The only reason American Jews do NOT support Israel 100% is because they were NOT taught that all archeological evidence clearly shows that Israel has been the home of the Jewish people for 3000 years, 1500 years BEFORE the advent of Islam. That is why in 1920 the Sam Ramos conference decided that after 2000 years of illegal rule by others, ALL of Israel (Israel, West Bank Gaza) should be returned to the Jewish people. Hillel's solicitation letters almost alway says most Jewish students arrive on campus WITHOUT a Jewish identity. The reform rabbinate willfully does NOT teach Jewish history, leaving students open to all the left wing "Jews stole the land" lies taught on campus and promoted in the left wing media. Today's reform rabbinate is only interested in "social justice for everyone EXCEPT" Jews. There is no blood libel against Jews that they will fight. The worldwide defamation of the Jewish people and delegitimization of Israel is notonly of no concern to the reform rabbinate, many are taking part in it.

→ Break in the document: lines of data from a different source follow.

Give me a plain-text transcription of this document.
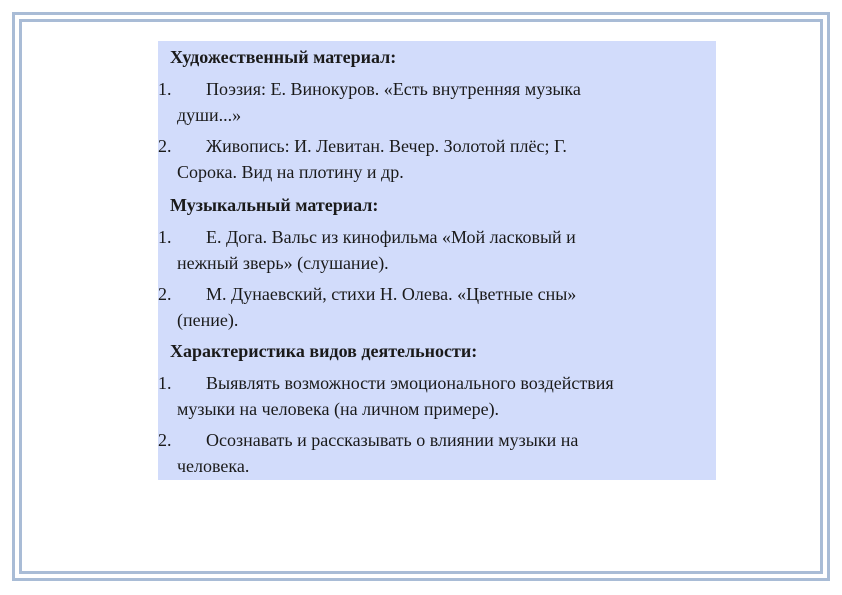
Художественный материал:
1. Поэзия: Е. Винокуров. «Есть внутренняя музыка
души...»
2. Живопись: И. Левитан. Вечер. Золотой плёс; Г.
Сорока. Вид на плотину и др.
Музыкальный материал:
1. Е. Дога. Вальс из кинофильма «Мой ласковый и
нежный зверь» (слушание).
2. М. Дунаевский, стихи Н. Олева. «Цветные сны»
(пение).
Характеристика видов деятельности:
1. Выявлять возможности эмоционального воздействия
музыки на человека (на личном примере).
2. Осознавать и рассказывать о влиянии музыки на
человека.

As is evident starting from the very title, this is another smug, condescending, and off-the-mark assessment of what is going on in our country. Liberals seem to think that by fixating on the "anger" or "radicalization" of opponents of the Pelosi-Obama-Reid agenda, that somehow they've successfully dismissed them as illegitimate and their grievances as unjustified. (As if the "Selected Not Elected" / "No Blood For Oil" / "Bush = Hitler" movement from a mere few years ago wasn't angry, radical, and unhinged.) Well, as an "angry" Jewish Tea Partier, I can say there is a lot to be angry about, and the left demonizes us at their own peril. And what of this accusation of "radicalization" of the right? I'm sorry but there is nothing "radical" about opposing historically failed socialist experiments that have been imposed upon an unwilling citizenry by this administration. There is nothing "radical" about not wanting one's children and yet-unborn grandchildren born already 5 figures in debt to a greedy overreaching federal behemoth. There is nothing "radical" about demanding our elected officials adhere to their oath to uphold the Constitution. Barack Obama received 78% of the Jewish vote in 2008. But, as with many other erstwhile dependable voting blocs, many of them are starting to wise up that the Democrat Party has *not* conducted themselves in the best interests of either the U.S. or Israel. Dismiss it as "anger" or "radicalization" if you want, Dr. Windmueller. I prefer to call it "It's about time!" The Jewish Republican's Web Sanctuary
I concur wholeheartedly - hopefully more of us will realize that this isn't the generation of 65 years ago. How any of us can vote Democrat boggles my mind; especially for the tool Schumer? Coming from the community he single handedly destroyed, and continues to support the policies of everything that hurts Jews, and the likes amaze me. A vote for a democrat is a vote for the Obama agenda, which is a vote for Obama, begets a vote against Israel, Jews, and Christians who share our beliefs that Jews are not the problem, and appeasing to the enemies of Jews, is appeasement to the enemies of democracy!